- Theatrical release poster
- Directed by: Richard Thorpe
- Screenplay by: James Mulhauser Barry Trivers Gladys Buchanan Unger
- Produced by: Stanley Bergerman
- Starring: Roger Pryor June Clayworth Esther Ralston Hugh O'Connell Ralph Forbes Cesar Romero
- Cinematography: George Robinson
- Edited by: Edward Curtiss
- Music by: Edward Ward
- Production company: Universal Pictures
- Distributed by: Universal Pictures
- Release date: December 10, 1934;
- Running time: 75 minutes
- Country: United States
- Language: English

= Strange Wives =

1934 film by Richard Thorpe

Strange Wives is a 1934 American comedy film directed by Richard Thorpe, written by James Mulhauser, Barry Trivers, and Gladys Buchanan Unger, and starring Roger Pryor, June Clayworth, Esther Ralston, Hugh O'Connell, Ralph Forbes, and Cesar Romero.

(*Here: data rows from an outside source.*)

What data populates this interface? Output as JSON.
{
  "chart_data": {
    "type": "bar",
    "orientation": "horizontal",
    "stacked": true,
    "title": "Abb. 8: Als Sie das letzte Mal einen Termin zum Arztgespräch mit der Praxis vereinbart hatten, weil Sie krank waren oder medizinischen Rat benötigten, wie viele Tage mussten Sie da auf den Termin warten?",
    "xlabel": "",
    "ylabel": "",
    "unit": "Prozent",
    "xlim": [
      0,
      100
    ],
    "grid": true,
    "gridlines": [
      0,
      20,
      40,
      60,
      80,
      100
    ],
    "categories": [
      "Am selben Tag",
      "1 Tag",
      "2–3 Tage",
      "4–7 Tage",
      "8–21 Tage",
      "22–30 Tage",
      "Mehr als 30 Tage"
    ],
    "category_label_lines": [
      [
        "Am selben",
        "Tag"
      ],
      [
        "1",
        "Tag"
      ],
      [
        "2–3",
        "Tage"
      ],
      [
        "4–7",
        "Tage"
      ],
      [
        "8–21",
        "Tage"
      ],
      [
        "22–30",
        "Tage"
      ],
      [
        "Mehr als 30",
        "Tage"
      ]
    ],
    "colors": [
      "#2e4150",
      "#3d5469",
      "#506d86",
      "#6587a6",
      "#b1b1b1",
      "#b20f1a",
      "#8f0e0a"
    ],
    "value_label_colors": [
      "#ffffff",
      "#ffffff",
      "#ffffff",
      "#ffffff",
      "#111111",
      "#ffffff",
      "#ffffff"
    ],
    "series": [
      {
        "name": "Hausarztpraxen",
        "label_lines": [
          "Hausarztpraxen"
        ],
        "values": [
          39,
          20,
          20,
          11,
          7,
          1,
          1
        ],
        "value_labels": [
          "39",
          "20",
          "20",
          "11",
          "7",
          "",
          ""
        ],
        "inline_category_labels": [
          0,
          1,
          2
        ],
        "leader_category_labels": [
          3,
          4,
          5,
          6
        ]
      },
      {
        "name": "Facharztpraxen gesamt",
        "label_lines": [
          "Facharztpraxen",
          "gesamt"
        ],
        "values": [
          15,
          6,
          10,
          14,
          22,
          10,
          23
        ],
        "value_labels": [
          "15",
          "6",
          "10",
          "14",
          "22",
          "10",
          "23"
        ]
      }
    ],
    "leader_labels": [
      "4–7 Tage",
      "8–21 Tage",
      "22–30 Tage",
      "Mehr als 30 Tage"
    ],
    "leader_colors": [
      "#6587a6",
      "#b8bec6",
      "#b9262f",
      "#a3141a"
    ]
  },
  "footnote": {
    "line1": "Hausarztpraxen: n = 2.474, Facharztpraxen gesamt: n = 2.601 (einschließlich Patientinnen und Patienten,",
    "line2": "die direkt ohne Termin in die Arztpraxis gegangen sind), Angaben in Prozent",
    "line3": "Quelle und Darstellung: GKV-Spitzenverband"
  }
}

It was released on December 10, 1934, by Universal Pictures.

==Plot==

Against his better judgment, stockbroker Jimmy King proposes marriage to a Russian refugee called Nadja, promptly complicating his life. He ends up supporting Nadja and all of her family, then must come up with a clever way of getting them all to be self-reliant and out of his house.